Following Jesus requires us to walk in the way of the cross. Loving Jesus requires applying such love into action. “Do you love me?”, the risen Jesus asked Peter three times. Each time that Peter answered “yes”, Jesus didn’t just reply, “Oh, that’s just cool!” Jesus connected it to action, “Then feed my sheep.” Jesus’ last words to Peter remind us that to love Jesus means to open ourselves to the plight of others, that living for others is where we find the life of the Spirit. It calls us to live for others in a world that usually encourages us to only look after ourselves. There is no other way to walk with God.
God’s suffering love seeks the powerless and the weak, the oppressed and the outcast among us. Where there’s the cross, there’s also the light. In the resurrection, God has delivered us from the dominion of darkness and transferred us to the kingdom of his beloved son, in whom we have redemption and the forgiveness of sins (Col. 1:13-14). Where there is Thomas touching Jesus’ wounds, there is also the declaration, “My Lord and my God!”
God chose to come in suffering love through Jesus, that God may enter the reality of humanity’s existence in all of its dimensions, its heights and depths, including death, that our redemption and transformation may also be complete.
There are yet many forms of death in our time longing for resurrection. People in the world are still being enslaved, and many live with violence and brutality, thousands of children and infants dying of hunger and preventable diseases. Much war and hatred in the world still destroy life. We also know that many parts of our planet are dying – disappearing animal species, decimated forests, polluted rivers, air and water. We see the urgent need for resurrection everywhere.

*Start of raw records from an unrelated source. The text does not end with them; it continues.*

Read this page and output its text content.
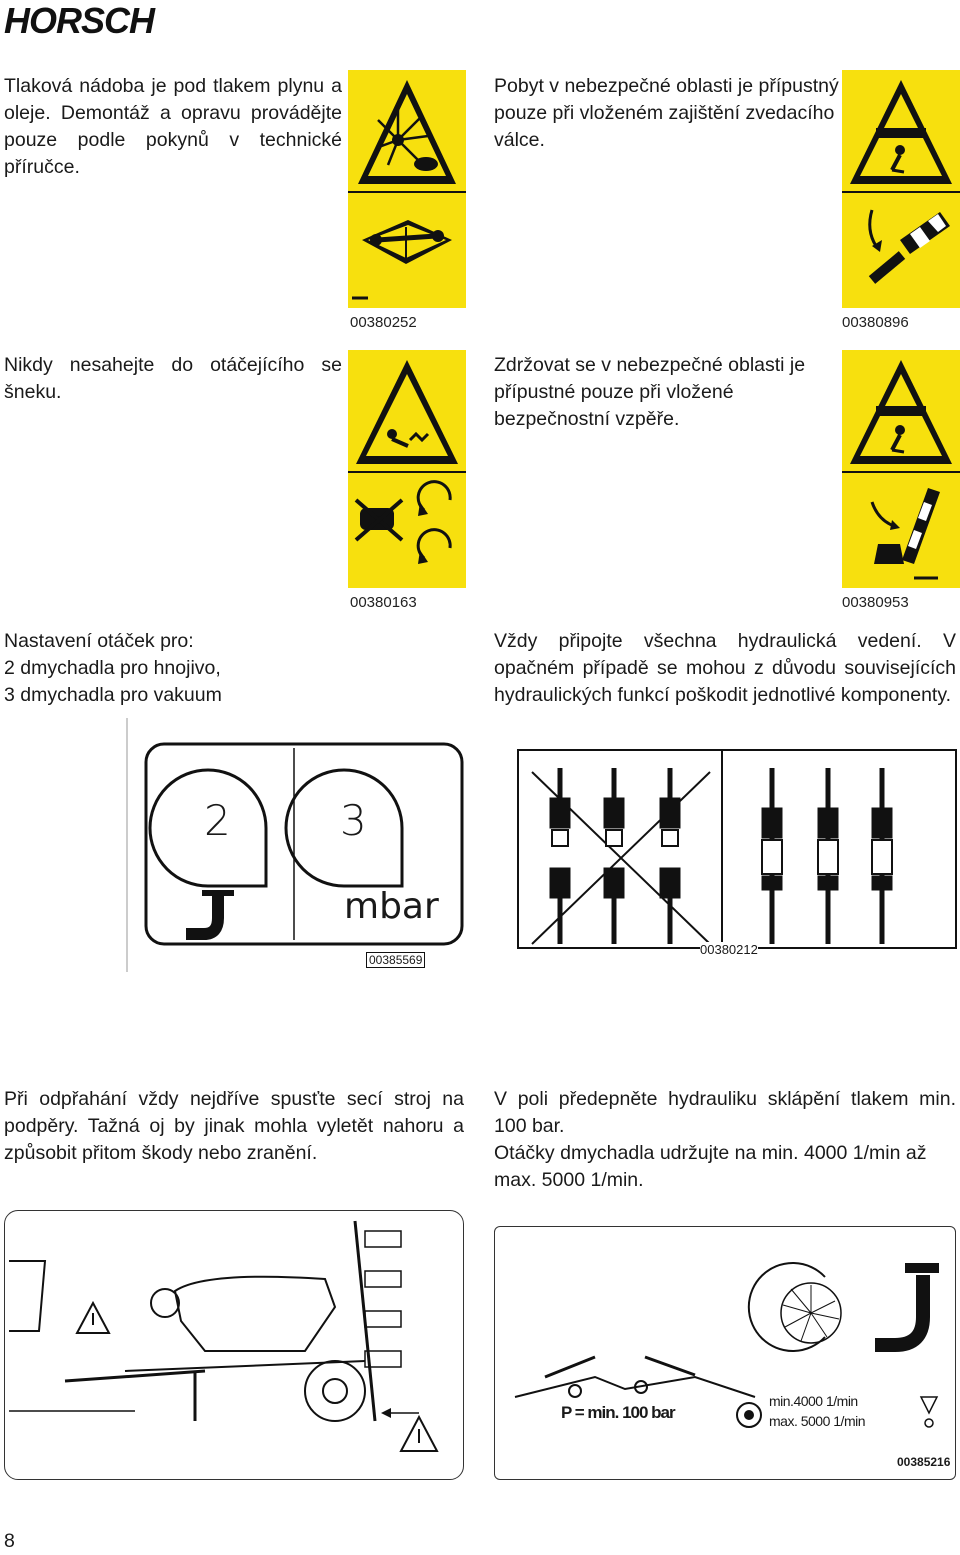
HORSCH
Tlaková nádoba je pod tlakem plynu a oleje. Demontáž a opravu provádějte pouze podle pokynů v technické příručce.
00380252
Pobyt v nebezpečné oblasti je přípustný pouze při vloženém zajištění zvedacího válce.
00380896
Nikdy nesahejte do otáčejícího se šneku.
00380163
Zdržovat se v nebezpečné oblasti je přípustné pouze při vložené bezpečnostní vzpěře.
00380953
Nastavení otáček pro:
2 dmychadla pro hnojivo,
3 dmychadla pro vakuum
2	3
mbar
00385569
Vždy připojte všechna hydraulická vedení. V opačném případě se mohou z důvodu souvisejících hydraulických funkcí poškodit jednotlivé komponenty.
00380212
Při odpřahání vždy nejdříve spusťte secí stroj na podpěry. Tažná oj by jinak mohla vyletět nahoru a způsobit přitom škody nebo zranění.
V poli předepněte hydrauliku sklápění tlakem min. 100 bar.
Otáčky dmychadla udržujte na min. 4000 1/min až max. 5000 1/min.
P = min. 100 bar
min.4000 1/min
max. 5000 1/min
00385216
8
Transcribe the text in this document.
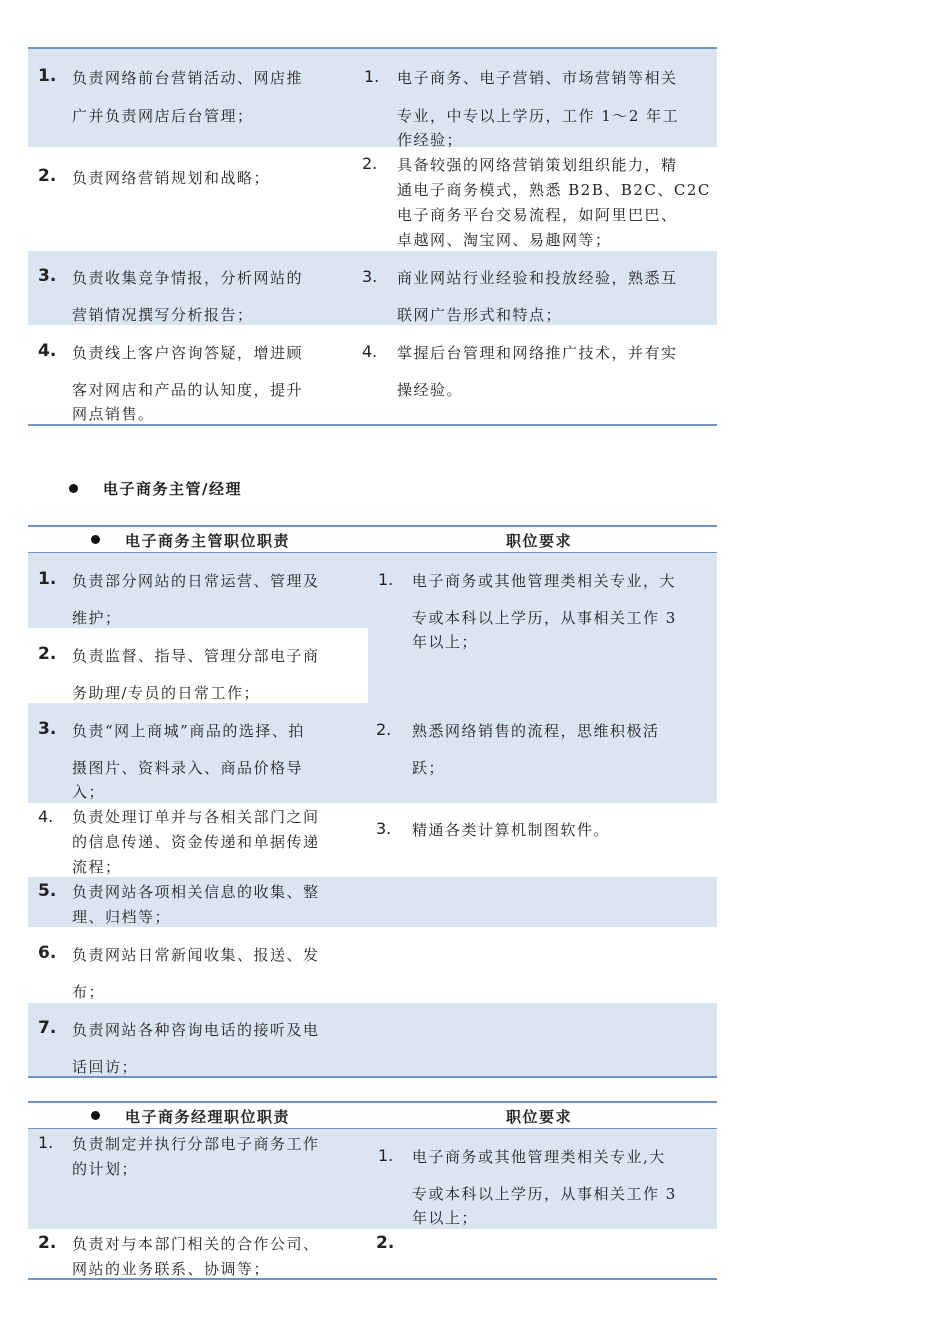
1. 负责网络前台营销活动、网店推
广并负责网店后台管理；
1. 电子商务、电子营销、市场营销等相关
专业，中专以上学历，工作 1～2 年工
作经验；
2. 负责网络营销规划和战略；
2. 具备较强的网络营销策划组织能力，精
通电子商务模式，熟悉 B2B、B2C、C2C
电子商务平台交易流程，如阿里巴巴、
卓越网、淘宝网、易趣网等；
3. 负责收集竞争情报，分析网站的
营销情况撰写分析报告；
3. 商业网站行业经验和投放经验，熟悉互
联网广告形式和特点；
4. 负责线上客户咨询答疑，增进顾
客对网店和产品的认知度，提升
网点销售。
4. 掌握后台管理和网络推广技术，并有实
操经验。
电子商务主管/经理
电子商务主管职位职责	职位要求
1. 负责部分网站的日常运营、管理及
维护；
2. 负责监督、指导、管理分部电子商
务助理/专员的日常工作；
3. 负责“网上商城”商品的选择、拍
摄图片、资料录入、商品价格导
入；
4. 负责处理订单并与各相关部门之间
的信息传递、资金传递和单据传递
流程；
5. 负责网站各项相关信息的收集、整
理、归档等；
6. 负责网站日常新闻收集、报送、发
布；
7. 负责网站各种咨询电话的接听及电
话回访；
1. 电子商务或其他管理类相关专业，大
专或本科以上学历，从事相关工作 3
年以上；
2. 熟悉网络销售的流程，思维积极活
跃；
3. 精通各类计算机制图软件。
电子商务经理职位职责	职位要求
1. 负责制定并执行分部电子商务工作
的计划；
1. 电子商务或其他管理类相关专业,大
专或本科以上学历，从事相关工作 3
年以上；
2. 负责对与本部门相关的合作公司、
网站的业务联系、协调等；
2.
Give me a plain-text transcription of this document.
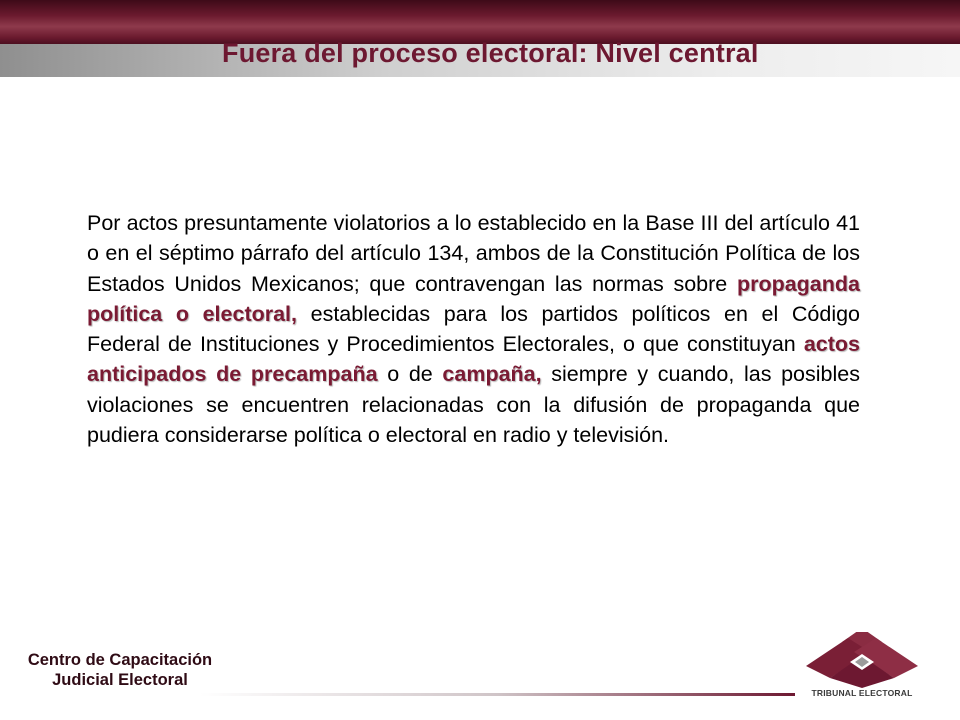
Fuera del proceso electoral: Nivel central
Por actos presuntamente violatorios a lo establecido en la Base III del artículo 41 o en el séptimo párrafo del artículo 134, ambos de la Constitución Política de los Estados Unidos Mexicanos; que contravengan las normas sobre propaganda política o electoral, establecidas para los partidos políticos en el Código Federal de Instituciones y Procedimientos Electorales, o que constituyan actos anticipados de precampaña o de campaña, siempre y cuando, las posibles violaciones se encuentren relacionadas con la difusión de propaganda que pudiera considerarse política o electoral en radio y televisión.
Centro de Capacitación
Judicial Electoral
TRIBUNAL ELECTORAL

The risen Lord wanted Thomas to be assured not only that he is the same Jesus crucified on the cross. But Jesus also wanted Thomas to now fully understand that God’s kingdom of love is a kingdom that is inextricably bound to his wounds. Jesus said to Thomas, “Have you believed because you have seen me? Blessed are those who have not seen and yet have come to believe.”
We no longer have the hands and side of the resurrected Jesus to touch. But blessed are those who have not seen and yet have come to believe. We live in the power of the resurrection, in its hope that in the end love and life are more powerful than death. And we are called to live the resurrected life in the kingdom of love here on earth. What does this mean? It means that we fiercely hope in the midst of despair; we act with generosity and hospitality to the different in the midst of prejudice and greed; we defiantly do justice for the poor and the powerless because God’s love becomes visible only through justice and compassion; we resist unjust authority without fear; and we love, we hope, and we forgive extravagantly in the midst of hatred; and work hard for peace in the midst of the idolatrous worship of war.
Like Thomas, may we be reminded that the kingdom of love is built on Jesus’ stab wounds, his nail marks. When we continue to rage against the darkness of the world and the nihilistic ideologies of death, we also proclaim, “My Lord and my God!” Death is defeated, we are set free from fear. And like Mary, may we live these days proclaiming, “I have seen the Lord!